To understand Gorenberg's crisis, you should have a look at a second piece in Hadassah, this an interview with Danny Danon, a Likudnik who is the Deputy Speaker of the Knesset. Danon says that Israel will reject pressure to give up the West Bank, because no political majority exists to do such a thing. Under these intolerant political circumstances, liberal Jews must imagine other political coalitions than ones of only Jews hanging on to the idea of a majority state. They must be imagining ways of establishing equal representation.
Q. You have both criticized and supported Prime Minister Benjamin Netanyahu. How did you feel after his speech on Capitol Hill earlier this year?
A. I sincerely applauded the prime minister’s effective and eloquent defense of the Jewish people’s historic ties to the Land of Israel. His speech was inspiring and rousing.
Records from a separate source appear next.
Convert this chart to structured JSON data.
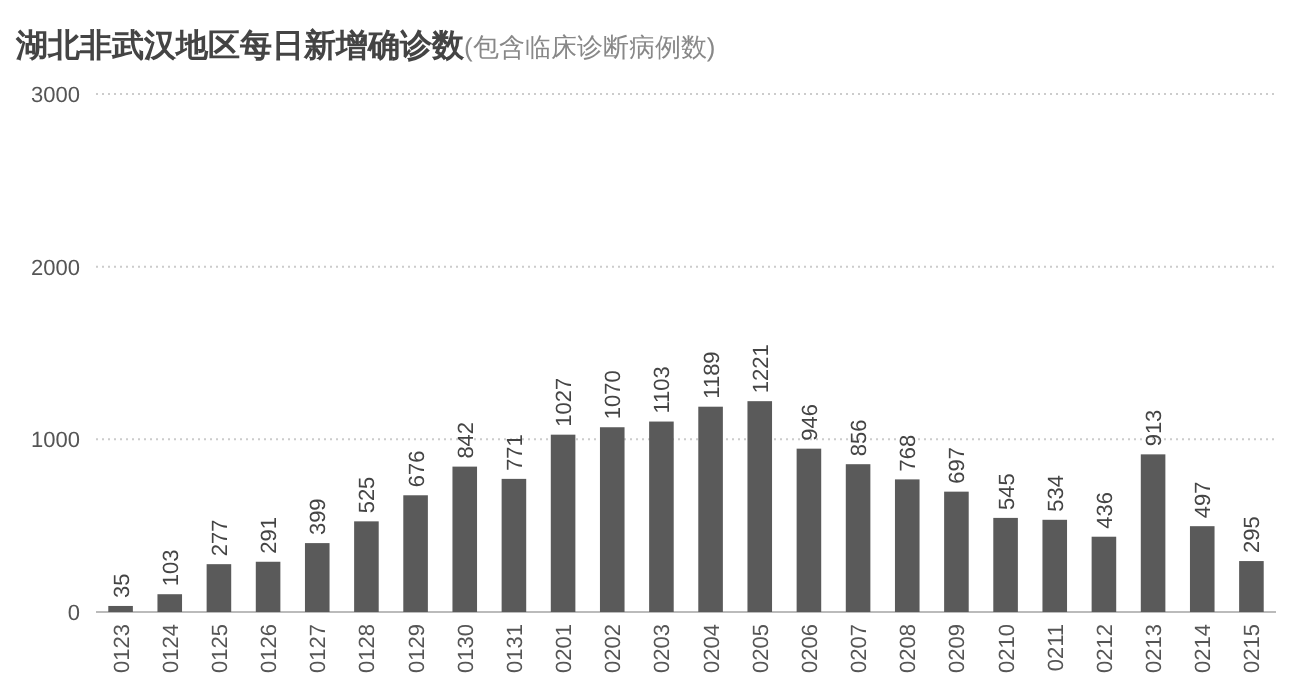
{
  "chart_data": {
    "type": "bar",
    "title": "湖北非武汉地区每日新增确诊数",
    "subtitle": "(包含临床诊断病例数)",
    "categories": [
      "0123",
      "0124",
      "0125",
      "0126",
      "0127",
      "0128",
      "0129",
      "0130",
      "0131",
      "0201",
      "0202",
      "0203",
      "0204",
      "0205",
      "0206",
      "0207",
      "0208",
      "0209",
      "0210",
      "0211",
      "0212",
      "0213",
      "0214",
      "0215"
    ],
    "values": [
      35,
      103,
      277,
      291,
      399,
      525,
      676,
      842,
      771,
      1027,
      1070,
      1103,
      1189,
      1221,
      946,
      856,
      768,
      697,
      545,
      534,
      436,
      913,
      497,
      295
    ],
    "color": "#5a5a5a",
    "ylim": [
      0,
      3000
    ],
    "yticks": [
      0,
      1000,
      2000,
      3000
    ],
    "grid": "y",
    "data_labels": true
  }
}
His single most compelling duty was to reject President Obama’s pressure. When he returned home to Jerusalem, he realized there was no majority in Israel, and certainly not in his own Likud Party, to cede large portions of Judea and Samaria to Arab control, nor to relinquish our permanent presence in the Jordan Valley. We were elected to safeguard our historic homeland, not to abandon it. I try with all my heart and soul to remind him of these commitments, even when others seek to cloud his view. I am hopeful the visions that nurtured both [of us] will prevail and his policies will remain faithful to these commitments. No matter what, I will be nearby to remind him.